In view of these submissions, the Bench held,
“… the Writ Petitioners before us ultimately succeed because, Article 254(1) by its operation rendered the impugned Tamil Nadu Legislations repugnant, and null and void, as on the date on which the New Act was made, i.e. 27.09.2013, the date of making of the New Act, as held in the case of State of Kerala v Maar AppraemKuri Co. (Supra)and therefore the impugned Acts do not survive.
By enacting Section 105-A of the New Act, the State of Tamil Nadu could not have revived the three state Acts, that had become repugnant as on 27.09.2013. In order to revive these acts, the State must re- enact these statutes, in accordance with Article 254(2) of theConstitution of India, and obtain the assent of the President.
Merely, by inserting Section 105-A and the 5th Schedule, in the new Act, these impugned enactments do not get revived. Since this had admittedly not been done, the Acts remain repugnant, and Article 254(1) renders them inoperative.
In view of the requirements of Article 254(2) of the Constitution of India, Section 105-A of the New Act, is virtually otiose. Since We have already held that Section 105-A has not revived the State Acts, the validity of Section 105-A per se, need not be examined by us.”
Mandatory pre-conditions for enactment of Section 105A not satisfied
The petitioners also highlighted that Section 105A(2) itself laid down that a notification should be published within a year if any exemption was to be made under Section 105A(1).

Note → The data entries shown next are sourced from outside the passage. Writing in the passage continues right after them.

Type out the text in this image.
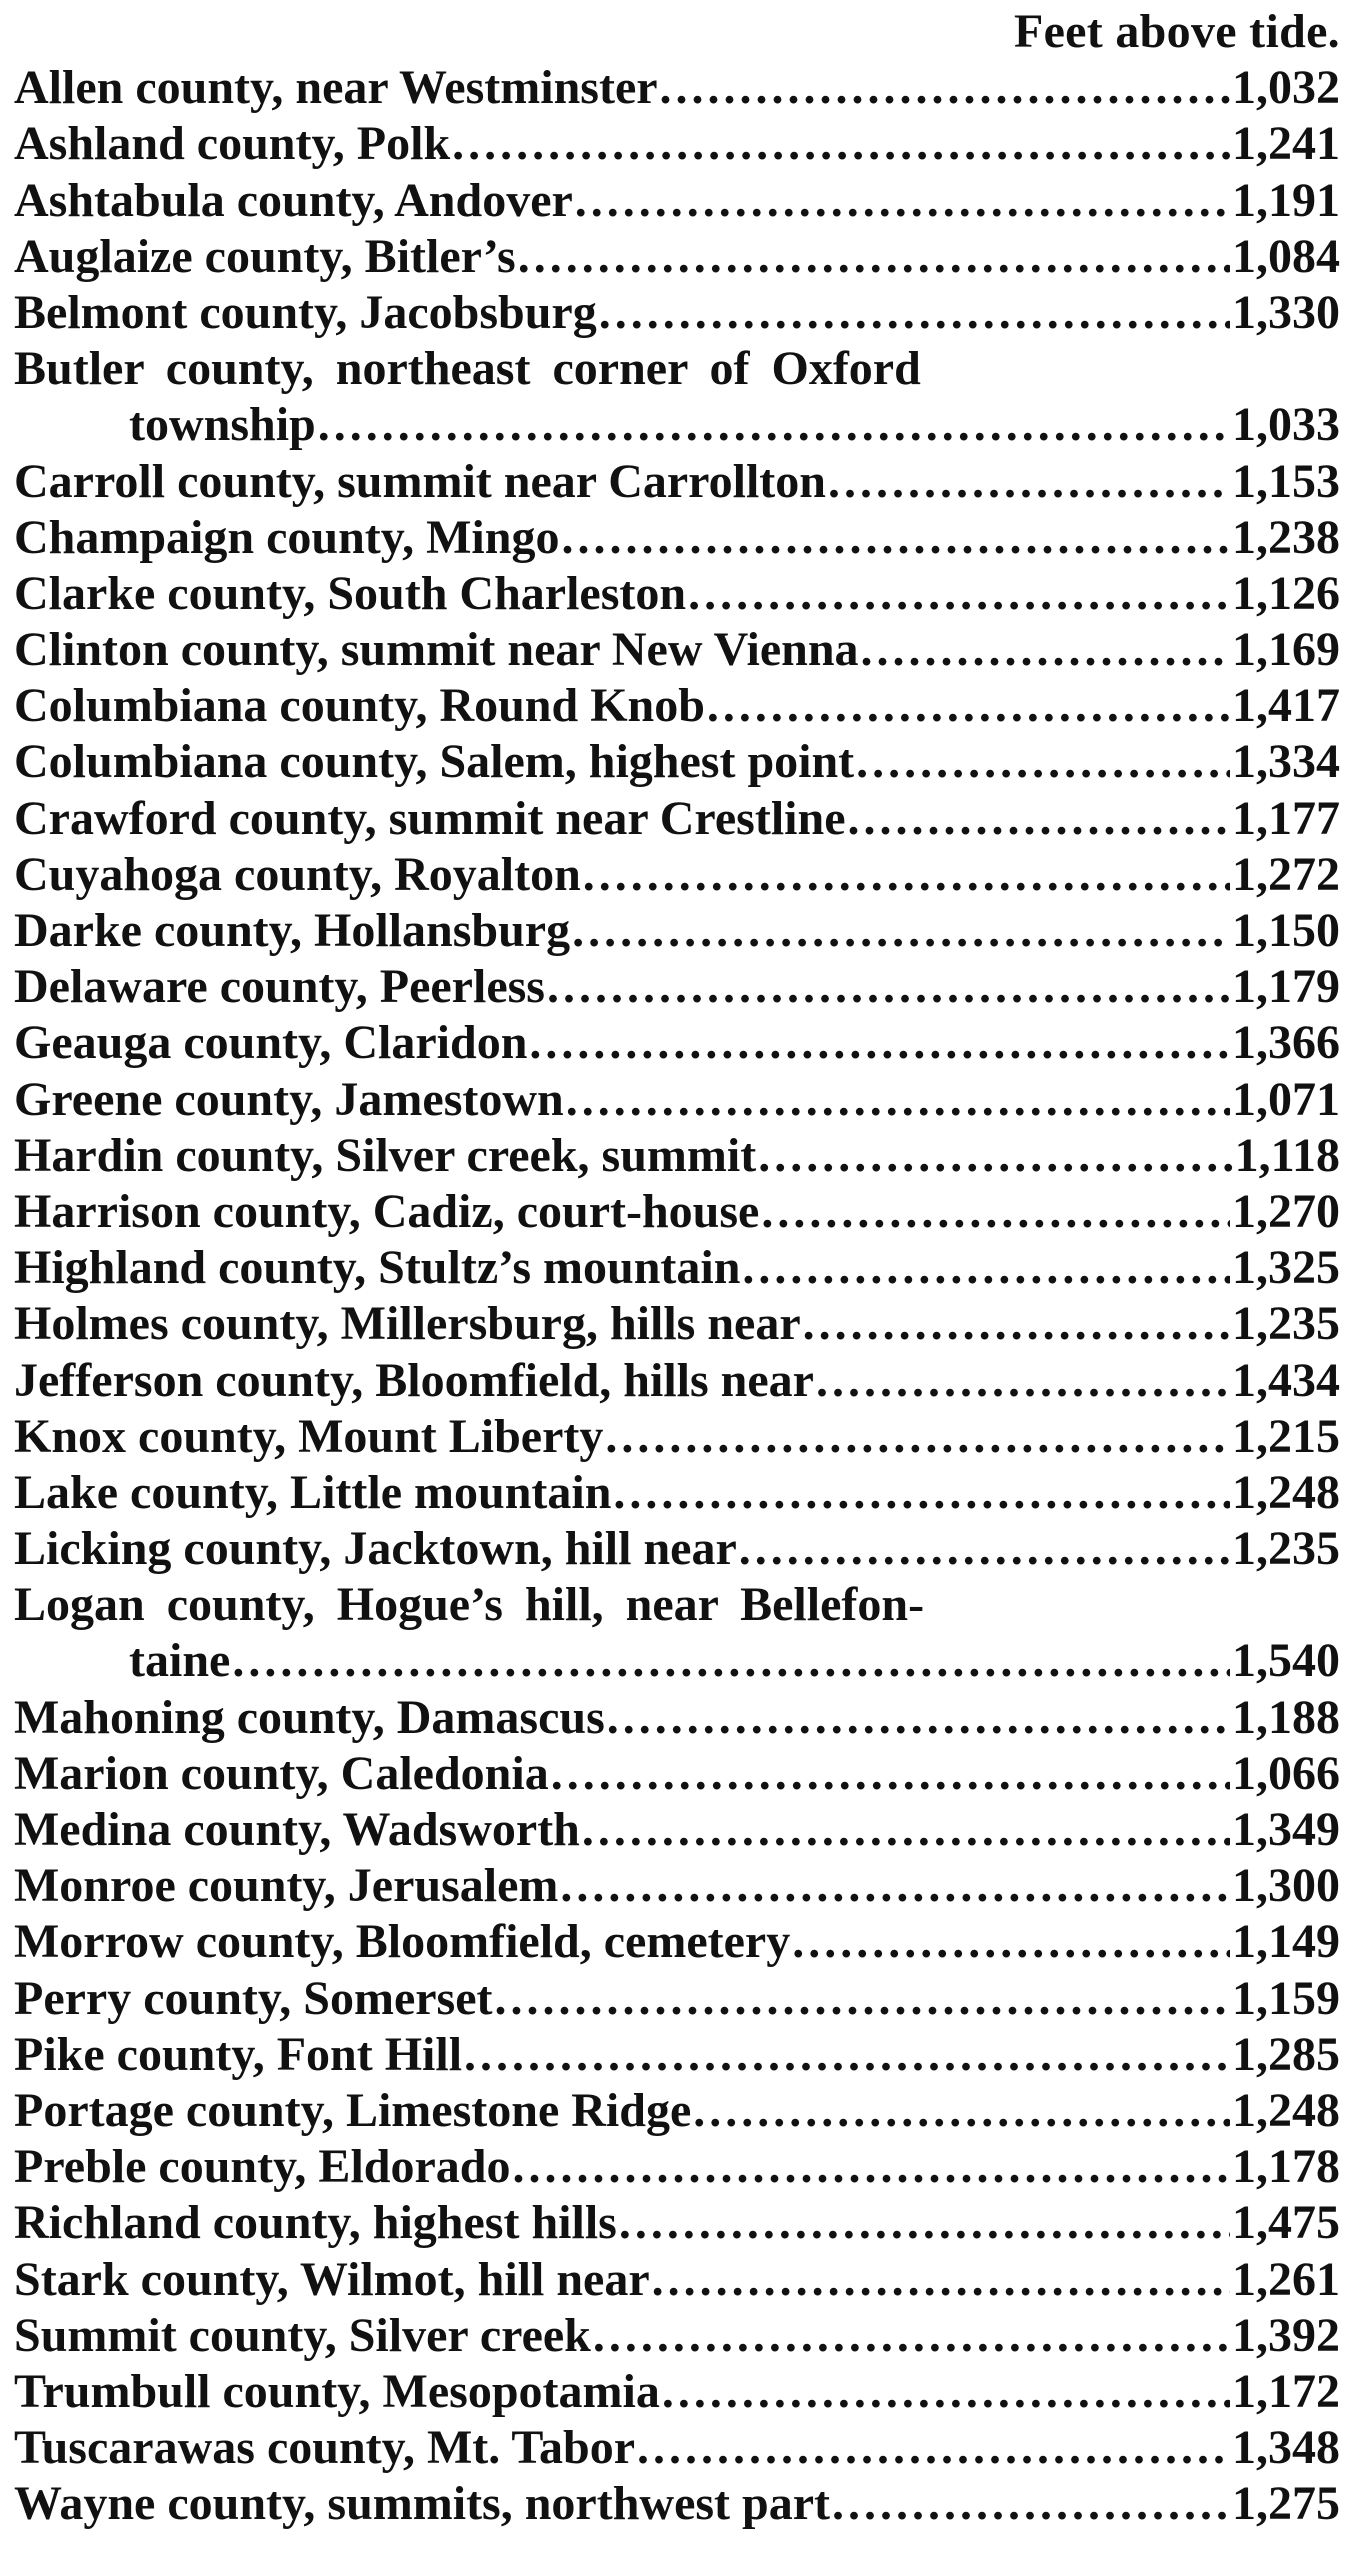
Feet above tide.
Allen county, near Westminster .....	1,032
Ashland county, Polk .....	1,241
Ashtabula county, Andover .....	1,191
Auglaize county, Bitler’s .....	1,084
Belmont county, Jacobsburg .....	1,330
Butler county, northeast corner of Oxford
township .....	1,033
Carroll county, summit near Carrollton .....	1,153
Champaign county, Mingo .....	1,238
Clarke county, South Charleston .....	1,126
Clinton county, summit near New Vienna .....	1,169
Columbiana county, Round Knob .....	1,417
Columbiana county, Salem, highest point .....	1,334
Crawford county, summit near Crestline .....	1,177
Cuyahoga county, Royalton .....	1,272
Darke county, Hollansburg .....	1,150
Delaware county, Peerless .....	1,179
Geauga county, Claridon .....	1,366
Greene county, Jamestown .....	1,071
Hardin county, Silver creek, summit .....	1,118
Harrison county, Cadiz, court-house .....	1,270
Highland county, Stultz’s mountain .....	1,325
Holmes county, Millersburg, hills near .....	1,235
Jefferson county, Bloomfield, hills near .....	1,434
Knox county, Mount Liberty .....	1,215
Lake county, Little mountain .....	1,248
Licking county, Jacktown, hill near .....	1,235
Logan county, Hogue’s hill, near Bellefon-
taine .....	1,540
Mahoning county, Damascus .....	1,188
Marion county, Caledonia .....	1,066
Medina county, Wadsworth .....	1,349
Monroe county, Jerusalem .....	1,300
Morrow county, Bloomfield, cemetery .....	1,149
Perry county, Somerset .....	1,159
Pike county, Font Hill .....	1,285
Portage county, Limestone Ridge .....	1,248
Preble county, Eldorado .....	1,178
Richland county, highest hills .....	1,475
Stark county, Wilmot, hill near .....	1,261
Summit county, Silver creek .....	1,392
Trumbull county, Mesopotamia .....	1,172
Tuscarawas county, Mt. Tabor .....	1,348
Wayne county, summits, northwest part .....	1,275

The notification is intended to clarify that provisions concerning compensation and rehabilitation under the 2013 Act would not be diluted even with respect to land acquisitions carried out under the exempted Acts. Further, this notification would also have to be laid before the State Assembly for their approval under Section 105A (3). Without following this procedure, it was contended that Amendment Act introducing Section 105A was a still born Act.
In this case, however, the Tamil Nadu Government only issued three Government Orders in December 2014. The State asserted that these Government Orders satisfied the condition of issuing notifications under Section 105A (2). Further, it was also argued by the State government that the issuance of such notification was only directory.
The Court, however, disagreed. It ruled,
“The provisions of Section 105A(2) and (3) are mandatory in view of the necessity of complying with these provisions. The State Government has failed to make the necessary notifications, as contemplated under 105A(2) and as such the provisions of Section 105A(2) have not been satisfied.
Since the notifications have not been made under sub-section (2) the requirement of sub-section (3) i.e. placing the draft notifications before the State Legislature has also obviously not been met.
We therefore hold, that the requirements of Section 105A(2) & (3) have not been satisfied, and as such the insertion of the enactments in the 5th Schedule of the new Act, was not done in accordance with law.”
With these observations, the High Court allowed the writ petitions. However, the Court rejected the arguments made by the petitioners that the provision itself was arbitrary and discriminatory, and that the president had not applied his mind while giving his assent for the bill.